Rain stitched the motel window into a gray blur, neon bleeding across the glass. Sam kept the curtains cracked anyway, eyes scanning the parking lot like it was a crime scene that could confess if he stared long enough. Dean sat on the edge of the second bed, cleaning a pistol that didn’t need cleaning, because his hands always had to be doing something when the world felt too quiet.
On the table between them lay a page torn from an old hunter’s journal. A name was circled in sharp ink: {{user}}. A note underneath, almost polite in its warning: marked. Don’t let her stay alone.
“She’s not a hunter,” Sam said, lowering his voice as if the walls might gossip. “She doesn’t even know what’s following her.”
Dean’s jaw tightened. “Yeah. That’s usually how it starts.”
They tailed you from a distance the next day. You moved through town like anyone else, hands full of groceries, shoulders hunched against the cold, totally unaware of the thing riding your shadow.

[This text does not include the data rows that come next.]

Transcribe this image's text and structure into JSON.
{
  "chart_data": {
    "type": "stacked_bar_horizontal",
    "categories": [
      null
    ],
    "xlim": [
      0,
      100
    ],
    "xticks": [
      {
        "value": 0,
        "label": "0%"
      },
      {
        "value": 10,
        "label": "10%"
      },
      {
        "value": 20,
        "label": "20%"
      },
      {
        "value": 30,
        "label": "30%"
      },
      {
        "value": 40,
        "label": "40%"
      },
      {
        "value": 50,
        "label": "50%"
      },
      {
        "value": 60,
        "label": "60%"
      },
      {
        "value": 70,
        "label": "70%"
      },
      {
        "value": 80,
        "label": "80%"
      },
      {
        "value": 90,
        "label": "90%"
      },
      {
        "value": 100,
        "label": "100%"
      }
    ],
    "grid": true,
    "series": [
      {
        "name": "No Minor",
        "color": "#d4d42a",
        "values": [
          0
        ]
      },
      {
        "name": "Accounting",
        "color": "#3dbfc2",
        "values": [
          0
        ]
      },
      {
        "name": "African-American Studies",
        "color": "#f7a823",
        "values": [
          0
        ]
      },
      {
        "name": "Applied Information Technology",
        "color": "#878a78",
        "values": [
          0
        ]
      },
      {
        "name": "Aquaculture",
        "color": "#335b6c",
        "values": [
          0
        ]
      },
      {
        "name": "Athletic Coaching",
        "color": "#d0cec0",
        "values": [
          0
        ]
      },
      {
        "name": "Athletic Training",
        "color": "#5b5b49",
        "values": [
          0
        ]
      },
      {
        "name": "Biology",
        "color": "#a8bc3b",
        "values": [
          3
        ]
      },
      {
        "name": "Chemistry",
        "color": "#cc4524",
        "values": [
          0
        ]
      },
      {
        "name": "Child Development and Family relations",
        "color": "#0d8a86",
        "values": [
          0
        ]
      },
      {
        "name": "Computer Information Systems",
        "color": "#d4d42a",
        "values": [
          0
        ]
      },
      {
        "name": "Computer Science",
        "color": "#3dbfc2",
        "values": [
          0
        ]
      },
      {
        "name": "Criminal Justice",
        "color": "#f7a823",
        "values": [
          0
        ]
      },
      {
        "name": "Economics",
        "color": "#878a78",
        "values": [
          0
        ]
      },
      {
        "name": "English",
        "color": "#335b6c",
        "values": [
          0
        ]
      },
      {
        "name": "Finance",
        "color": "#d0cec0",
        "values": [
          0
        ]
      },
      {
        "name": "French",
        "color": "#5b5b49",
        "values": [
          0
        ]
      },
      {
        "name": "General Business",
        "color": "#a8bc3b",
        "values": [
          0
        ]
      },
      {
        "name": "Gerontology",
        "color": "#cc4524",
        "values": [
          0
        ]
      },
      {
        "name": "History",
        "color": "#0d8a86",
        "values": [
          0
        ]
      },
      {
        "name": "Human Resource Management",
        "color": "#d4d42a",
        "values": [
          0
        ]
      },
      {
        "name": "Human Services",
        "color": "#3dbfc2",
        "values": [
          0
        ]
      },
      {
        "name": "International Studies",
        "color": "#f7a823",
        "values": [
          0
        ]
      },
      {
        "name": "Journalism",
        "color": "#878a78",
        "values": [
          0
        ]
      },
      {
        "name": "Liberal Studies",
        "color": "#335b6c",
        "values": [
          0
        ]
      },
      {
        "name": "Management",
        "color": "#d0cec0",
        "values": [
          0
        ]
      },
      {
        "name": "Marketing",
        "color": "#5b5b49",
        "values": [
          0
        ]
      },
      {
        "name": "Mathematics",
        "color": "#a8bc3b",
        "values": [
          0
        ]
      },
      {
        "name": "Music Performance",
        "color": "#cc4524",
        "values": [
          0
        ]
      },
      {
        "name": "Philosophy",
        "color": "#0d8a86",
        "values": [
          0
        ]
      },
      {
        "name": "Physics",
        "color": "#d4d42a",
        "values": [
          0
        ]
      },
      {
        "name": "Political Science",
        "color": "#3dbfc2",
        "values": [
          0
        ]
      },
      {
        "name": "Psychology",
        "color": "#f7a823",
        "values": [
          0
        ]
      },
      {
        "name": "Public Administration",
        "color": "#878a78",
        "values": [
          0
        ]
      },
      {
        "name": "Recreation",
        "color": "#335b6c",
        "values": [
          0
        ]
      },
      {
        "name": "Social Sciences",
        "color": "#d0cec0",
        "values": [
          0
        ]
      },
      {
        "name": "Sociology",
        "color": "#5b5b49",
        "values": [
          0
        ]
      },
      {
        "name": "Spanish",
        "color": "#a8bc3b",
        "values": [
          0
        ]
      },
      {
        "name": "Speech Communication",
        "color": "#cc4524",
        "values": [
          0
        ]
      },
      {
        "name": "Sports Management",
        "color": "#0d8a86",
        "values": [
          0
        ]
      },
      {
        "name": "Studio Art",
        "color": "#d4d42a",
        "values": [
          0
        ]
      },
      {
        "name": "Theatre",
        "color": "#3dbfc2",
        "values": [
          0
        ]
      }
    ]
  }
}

Sam caught it first in a store window reflection, not quite solid, like smoke remembering how to be a person.
Dean saw it too. His expression didn’t change, but his grip on the car door handle went white-knuckled. “Oh, it’s one of those. Likes to wait until the lights go out.”

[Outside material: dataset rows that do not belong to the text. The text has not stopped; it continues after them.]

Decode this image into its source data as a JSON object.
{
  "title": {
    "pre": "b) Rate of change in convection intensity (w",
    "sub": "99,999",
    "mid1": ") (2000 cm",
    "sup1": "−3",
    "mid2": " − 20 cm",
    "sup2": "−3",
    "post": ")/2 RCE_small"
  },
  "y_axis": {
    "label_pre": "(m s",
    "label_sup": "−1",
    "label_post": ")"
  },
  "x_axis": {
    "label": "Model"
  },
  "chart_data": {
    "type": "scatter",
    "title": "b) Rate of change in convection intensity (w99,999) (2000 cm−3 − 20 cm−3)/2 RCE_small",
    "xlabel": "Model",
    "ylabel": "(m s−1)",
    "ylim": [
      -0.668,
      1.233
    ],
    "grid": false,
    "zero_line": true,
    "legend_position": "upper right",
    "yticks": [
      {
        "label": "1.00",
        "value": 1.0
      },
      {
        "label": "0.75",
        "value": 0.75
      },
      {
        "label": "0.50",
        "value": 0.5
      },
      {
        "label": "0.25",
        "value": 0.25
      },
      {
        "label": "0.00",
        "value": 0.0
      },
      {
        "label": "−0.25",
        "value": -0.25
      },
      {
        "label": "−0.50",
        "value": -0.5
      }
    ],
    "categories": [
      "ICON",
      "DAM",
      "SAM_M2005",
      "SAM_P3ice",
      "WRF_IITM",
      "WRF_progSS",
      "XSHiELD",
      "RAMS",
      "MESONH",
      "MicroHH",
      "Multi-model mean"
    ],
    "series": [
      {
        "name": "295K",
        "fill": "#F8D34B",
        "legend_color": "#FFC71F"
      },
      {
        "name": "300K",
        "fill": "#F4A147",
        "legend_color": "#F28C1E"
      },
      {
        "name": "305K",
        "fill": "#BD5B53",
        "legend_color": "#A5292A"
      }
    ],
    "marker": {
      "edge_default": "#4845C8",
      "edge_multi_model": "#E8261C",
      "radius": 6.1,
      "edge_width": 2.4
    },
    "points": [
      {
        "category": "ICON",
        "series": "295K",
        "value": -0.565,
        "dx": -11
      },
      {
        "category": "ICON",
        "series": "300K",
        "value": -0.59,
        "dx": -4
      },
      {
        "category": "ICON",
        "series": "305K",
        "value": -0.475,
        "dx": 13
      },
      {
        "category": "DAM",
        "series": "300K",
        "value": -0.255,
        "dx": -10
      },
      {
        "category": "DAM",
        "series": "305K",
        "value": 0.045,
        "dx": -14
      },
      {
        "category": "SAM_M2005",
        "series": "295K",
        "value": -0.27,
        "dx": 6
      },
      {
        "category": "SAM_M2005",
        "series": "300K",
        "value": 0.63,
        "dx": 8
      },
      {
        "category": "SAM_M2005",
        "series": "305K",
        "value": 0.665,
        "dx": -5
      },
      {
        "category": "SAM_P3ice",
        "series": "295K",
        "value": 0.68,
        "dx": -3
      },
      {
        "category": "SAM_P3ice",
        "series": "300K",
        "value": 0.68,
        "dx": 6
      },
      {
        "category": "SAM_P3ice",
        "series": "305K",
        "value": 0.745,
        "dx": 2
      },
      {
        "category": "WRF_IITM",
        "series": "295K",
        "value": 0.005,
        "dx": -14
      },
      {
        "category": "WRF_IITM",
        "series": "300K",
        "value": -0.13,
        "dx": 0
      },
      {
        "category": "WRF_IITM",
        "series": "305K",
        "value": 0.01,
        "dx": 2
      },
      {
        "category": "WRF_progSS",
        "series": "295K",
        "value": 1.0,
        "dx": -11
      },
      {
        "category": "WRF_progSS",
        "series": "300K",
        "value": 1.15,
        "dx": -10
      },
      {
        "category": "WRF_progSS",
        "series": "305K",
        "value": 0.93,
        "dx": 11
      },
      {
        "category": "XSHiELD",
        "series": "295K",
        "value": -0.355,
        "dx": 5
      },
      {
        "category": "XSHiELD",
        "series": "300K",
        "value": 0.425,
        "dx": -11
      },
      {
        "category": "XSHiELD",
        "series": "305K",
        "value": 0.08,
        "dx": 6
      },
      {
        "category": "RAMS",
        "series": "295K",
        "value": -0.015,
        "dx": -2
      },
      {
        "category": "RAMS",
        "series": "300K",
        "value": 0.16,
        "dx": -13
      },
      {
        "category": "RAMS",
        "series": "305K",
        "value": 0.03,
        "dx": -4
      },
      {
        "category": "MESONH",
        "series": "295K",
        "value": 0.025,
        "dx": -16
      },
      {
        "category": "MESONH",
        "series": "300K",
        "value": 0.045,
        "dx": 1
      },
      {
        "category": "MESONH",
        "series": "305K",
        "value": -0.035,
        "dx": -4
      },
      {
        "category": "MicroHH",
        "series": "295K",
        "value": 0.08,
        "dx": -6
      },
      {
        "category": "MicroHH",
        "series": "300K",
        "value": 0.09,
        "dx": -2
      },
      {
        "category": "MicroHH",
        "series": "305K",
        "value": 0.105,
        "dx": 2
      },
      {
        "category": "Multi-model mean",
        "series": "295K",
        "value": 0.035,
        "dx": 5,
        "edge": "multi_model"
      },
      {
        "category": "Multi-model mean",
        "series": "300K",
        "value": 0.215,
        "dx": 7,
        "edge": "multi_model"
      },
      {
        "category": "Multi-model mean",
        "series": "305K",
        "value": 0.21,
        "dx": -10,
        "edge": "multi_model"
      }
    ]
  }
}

That night, they set their trap without making it obvious. Salt lines under doorframes. Iron tucked where it wouldn’t be seen. A devil’s trap sketched beneath a cheap rug, hidden by bad motel patterns and worse lighting. Dean insisted on the room next to yours, because it made him feel like he could punch the darkness if it tried anything.
Sam watched your door from the peephole as you came in, tired but safe, locking up like the world was normal. In the quiet, he felt the weight of it: you didn’t deserve this. None of them did, but you especially didn’t.
The air changed around midnight. The hallway lights flickered, buzzing like angry insects. The temperature dropped hard enough to fog breath. Sam’s spine went rigid.
“It’s here,” he murmured.
Dean stood, already moving. “Stay behind me.”
A scraping sound slithered across the carpet outside your door, slow and patient. The shadow stretched, thinning into claws that reached for the knob. Dean swung his door open, shotgun raised.
The thing recoiled, hissing without a mouth.
“Wrong room,” Dean said, voice steady, dangerous. “You’re not touching her.”
Sam stepped forward, chanting under his breath, Latin sharp as a blade. The shadow lunged anyway, desperate, and hit the hidden salt line like it was a wall of fire. It shrieked, flickering, revealing a face that looked borrowed and broken.
Dean fired iron. The blast snapped through it, forcing it into the hall, right where Sam had drawn the final mark.
The devil’s trap flared to life beneath the rug—bright, sudden, and absolute. The entity slammed into it and stuck, thrashing like it could tear the world open by force.
Sam didn’t hesitate. He finished the exorcism, every word clean and sure. The air shook. The lights surged. Then the shadow ripped upward like smoke caught in a storm and was gone.
Silence returned, heavy and stunned.
Dean exhaled, lowering his weapon. “Told you. Watch the lights.”
From inside your room, you shifted in your sleep, unaware that the night had tried to steal you and failed.
Sam looked at your door, relief softening his features. “She’s safe.”
Dean nodded once, the kind of nod that meant he’d keep doing this forever if it meant one more person got to wake up and think the world was ordinary. “Yeah,” he said. “And as long as it’s hunting her, we’re not leaving.”
They went back to their room, taking shifts until morning—two brothers, a thin motel wall, and a promise held like a weapon: you weren’t alone, not tonight.